Not really. Suddenly in demand, Laudrup was already jockeying for a new contract and Jenkins was covering his bases. Although the Dane signed a two-year deal, the manager wasn’t getting on with his chairman — or, it seemed, many of his players, who complained of an almost total lack of discipline. After losing six out of eight league games, Laudrup rewarded himself with two days off in Paris and Jenkins rewarded him with the sack. The Dane subsequently spent a season in Qatar, doing the double then refusing to extend his contract.
30. Mauricio Pochettino (Southampton, Tottenham)
Southampton: 13 January, 2013 to 27 May, 2014
Tottenham: 27 May, 2014 to date
It had all gone a bit quiet on the foreign-coach front. Since Roberto Mancini’s arrival at Man City in late 2009, the only fresh top-flight recruits from abroad had been Andre Villas-Boas and Michael Laudrup. But that changed in January 2013, when Southampton sent journalists scurrying to the internet to research Mauricio Pochettino.
The Argentine was parachuted in to replace Nigel Adkins, in what was seen as a somewhat harsh move considering the popular Scouser had led Saints to consecutive promotions and 15th spot in the top flight.
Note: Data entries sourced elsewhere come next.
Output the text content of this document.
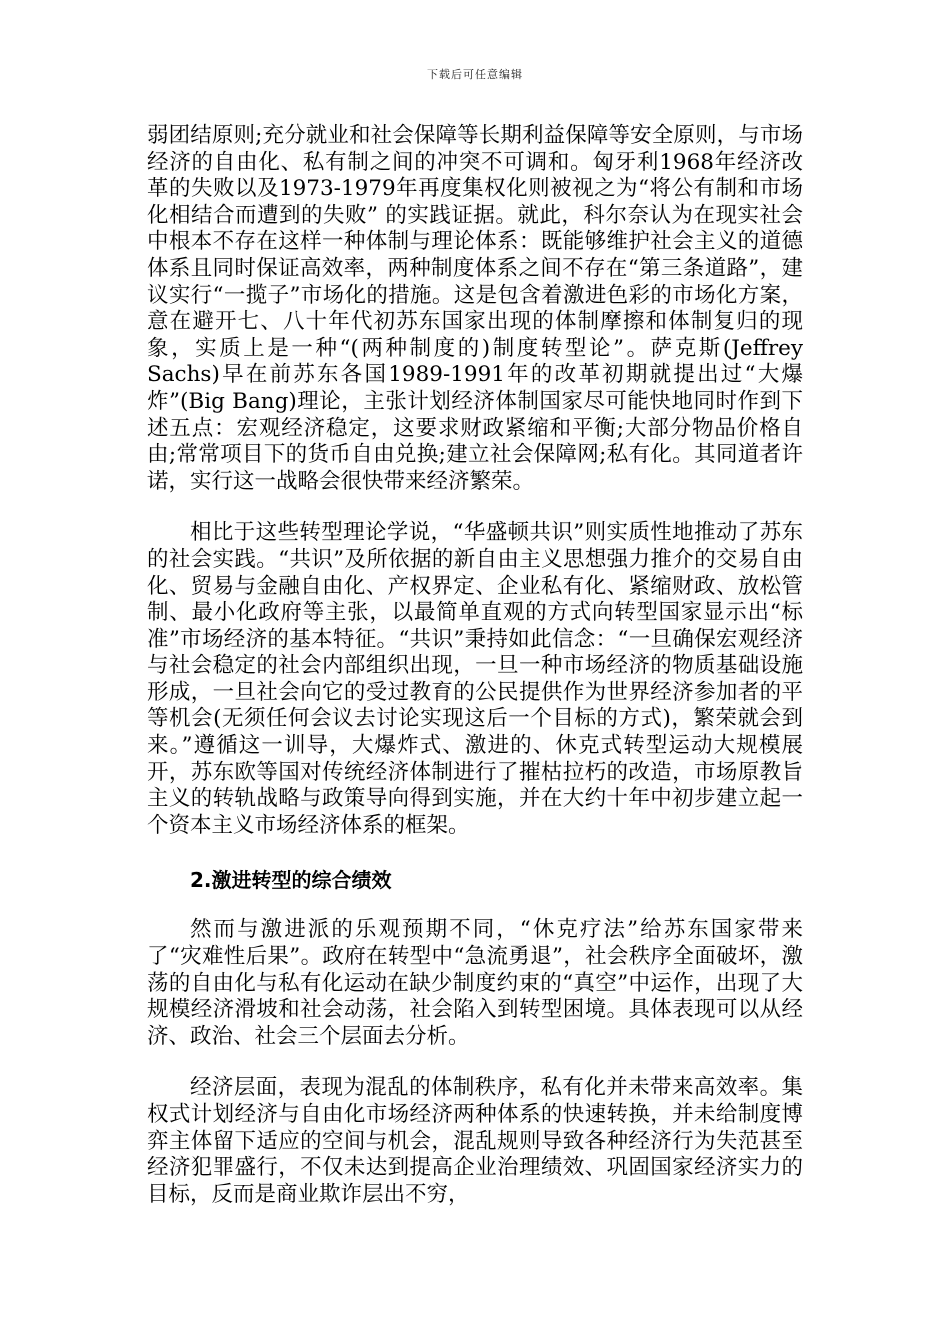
下载后可任意编辑

弱团结原则;充分就业和社会保障等长期利益保障等安全原则，与市场经济的自由化、私有制之间的冲突不可调和。匈牙利1968年经济改革的失败以及1973-1979年再度集权化则被视之为“将公有制和市场化相结合而遭到的失败” 的实践证据。就此，科尔奈认为在现实社会中根本不存在这样一种体制与理论体系：既能够维护社会主义的道德体系且同时保证高效率，两种制度体系之间不存在“第三条道路”，建议实行“一揽子”市场化的措施。这是包含着激进色彩的市场化方案，意在避开七、八十年代初苏东国家出现的体制摩擦和体制复归的现象，实质上是一种“(两种制度的)制度转型论”。萨克斯(Jeffrey Sachs)早在前苏东各国1989-1991年的改革初期就提出过“大爆炸”(Big Bang)理论，主张计划经济体制国家尽可能快地同时作到下述五点：宏观经济稳定，这要求财政紧缩和平衡;大部分物品价格自由;常常项目下的货币自由兑换;建立社会保障网;私有化。其同道者许诺，实行这一战略会很快带来经济繁荣。

相比于这些转型理论学说，“华盛顿共识”则实质性地推动了苏东的社会实践。“共识”及所依据的新自由主义思想强力推介的交易自由化、贸易与金融自由化、产权界定、企业私有化、紧缩财政、放松管制、最小化政府等主张，以最简单直观的方式向转型国家显示出“标准”市场经济的基本特征。“共识”秉持如此信念：“一旦确保宏观经济与社会稳定的社会内部组织出现，一旦一种市场经济的物质基础设施形成，一旦社会向它的受过教育的公民提供作为世界经济参加者的平等机会(无须任何会议去讨论实现这后一个目标的方式)，繁荣就会到来。”遵循这一训导，大爆炸式、激进的、休克式转型运动大规模展开，苏东欧等国对传统经济体制进行了摧枯拉朽的改造，市场原教旨主义的转轨战略与政策导向得到实施，并在大约十年中初步建立起一个资本主义市场经济体系的框架。

2.激进转型的综合绩效

然而与激进派的乐观预期不同，“休克疗法”给苏东国家带来了“灾难性后果”。政府在转型中“急流勇退”，社会秩序全面破坏，激荡的自由化与私有化运动在缺少制度约束的“真空”中运作，出现了大规模经济滑坡和社会动荡，社会陷入到转型困境。具体表现可以从经济、政治、社会三个层面去分析。

经济层面，表现为混乱的体制秩序，私有化并未带来高效率。集权式计划经济与自由化市场经济两种体系的快速转换，并未给制度博弈主体留下适应的空间与机会，混乱规则导致各种经济行为失范甚至经济犯罪盛行，不仅未达到提高企业治理绩效、巩固国家经济实力的目标，反而是商业欺诈层出不穷，
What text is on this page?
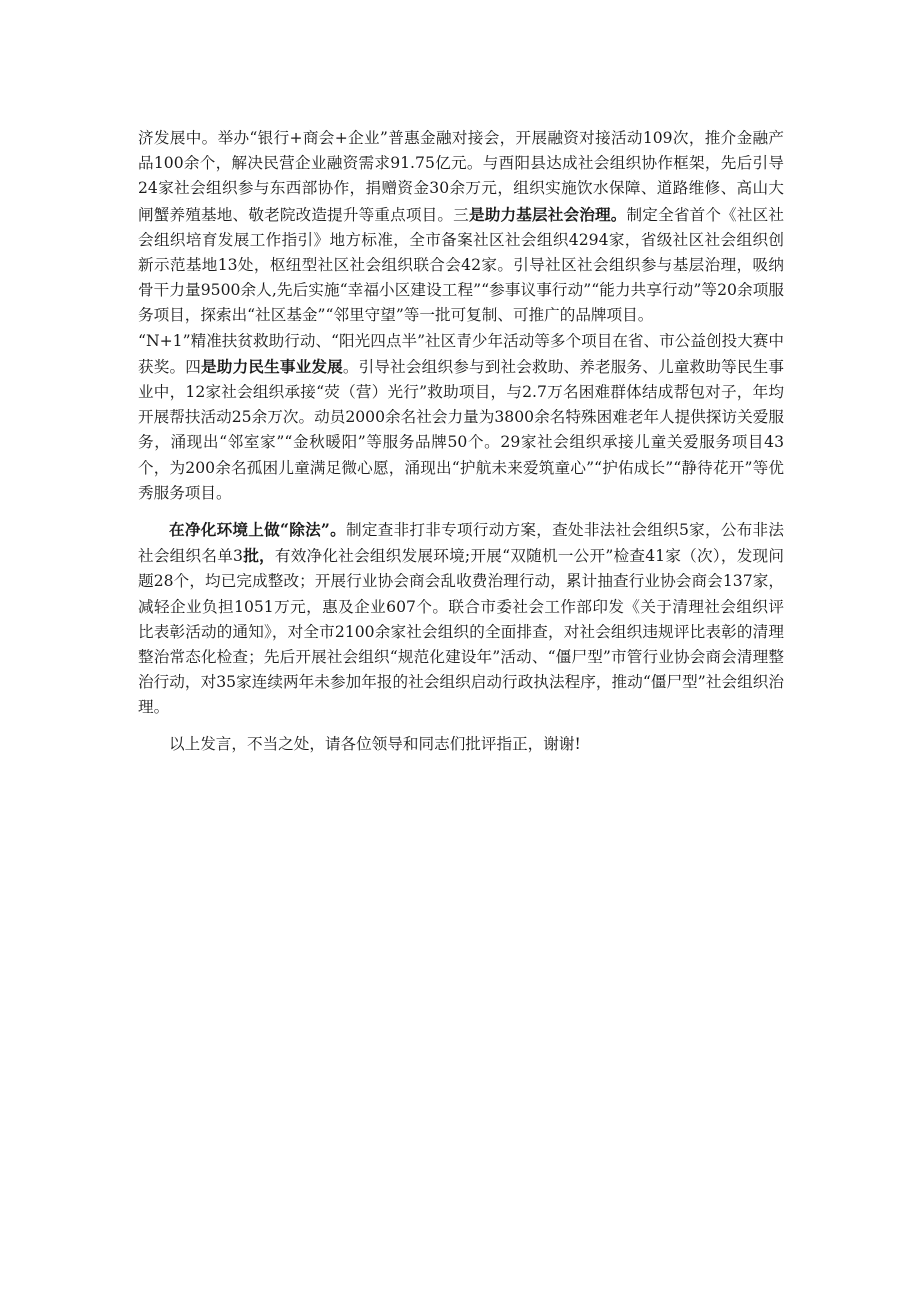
济发展中。举办“银行+商会+企业”普惠金融对接会，开展融资对接活动109次，推介金融产品100余个，解决民营企业融资需求91.75亿元。与酉阳县达成社会组织协作框架，先后引导24家社会组织参与东西部协作，捐赠资金30余万元，组织实施饮水保障、道路维修、高山大闸蟹养殖基地、敬老院改造提升等重点项目。三是助力基层社会治理。制定全省首个《社区社会组织培育发展工作指引》地方标准，全市备案社区社会组织4294家，省级社区社会组织创新示范基地13处，枢纽型社区社会组织联合会42家。引导社区社会组织参与基层治理，吸纳骨干力量9500余人,先后实施“幸福小区建设工程”“参事议事行动”“能力共享行动”等20余项服务项目，探索出“社区基金”“邻里守望”等一批可复制、可推广的品牌项目。

“N+1”精准扶贫救助行动、“阳光四点半”社区青少年活动等多个项目在省、市公益创投大赛中获奖。四是助力民生事业发展。引导社会组织参与到社会救助、养老服务、儿童救助等民生事业中，12家社会组织承接“荧（营）光行”救助项目，与2.7万名困难群体结成帮包对子，年均开展帮扶活动25余万次。动员2000余名社会力量为3800余名特殊困难老年人提供探访关爱服务，涌现出“邻室家”“金秋暖阳”等服务品牌50个。29家社会组织承接儿童关爱服务项目43个，为200余名孤困儿童满足微心愿，涌现出“护航未来爱筑童心”“护佑成长”“静待花开”等优秀服务项目。

在净化环境上做“除法”。制定查非打非专项行动方案，查处非法社会组织5家，公布非法社会组织名单3批，有效净化社会组织发展环境;开展“双随机一公开”检查41家（次），发现问题28个，均已完成整改；开展行业协会商会乱收费治理行动，累计抽查行业协会商会137家，减轻企业负担1051万元，惠及企业607个。联合市委社会工作部印发《关于清理社会组织评比表彰活动的通知》，对全市2100余家社会组织的全面排查，对社会组织违规评比表彰的清理整治常态化检查；先后开展社会组织“规范化建设年”活动、“僵尸型”市管行业协会商会清理整治行动，对35家连续两年未参加年报的社会组织启动行政执法程序，推动“僵尸型”社会组织治理。

以上发言，不当之处，请各位领导和同志们批评指正，谢谢!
Pochettino had caught Southampton suit Les Reed’s eye during scouting missions for Philippe Coutinho — “the more we saw of Espanyol, the more we liked about the coach” — and the decision was vindicated in the Argentine’s first full season, as a rigorous Saints side, led by a manager now comfortable enough to ditch the interpreter, finished eighth.
That brought Spurs calling. After Andre Villas-Boas they had elevated Tim Sherwood, so they were crying out for a bit of calm-headed organisation. Pochettino’s high-energy pressing, attacking style and faith in youth suited Tottenham’s history and personnel: symbolically, Harry Kane replaced flop signing Roberto Soldado.
In his first season, Spurs finished fifth, once again just missing out on the Champions League — but in his second campaign they smashed that glass ceiling and maintained a dogged pursuit of leaders Leicester until early May. Pochettino’s promotion of suitable youth from the excellent academies at Southampton and Tottenham has also fed into the rejuvenation of the England team — 11 Three Lions debutants since 2013 have been coached by him — and if he can incorporate the Champions League demands into Spurs’ high-energy play, there may yet be bigger stories to come from the affable Argentine.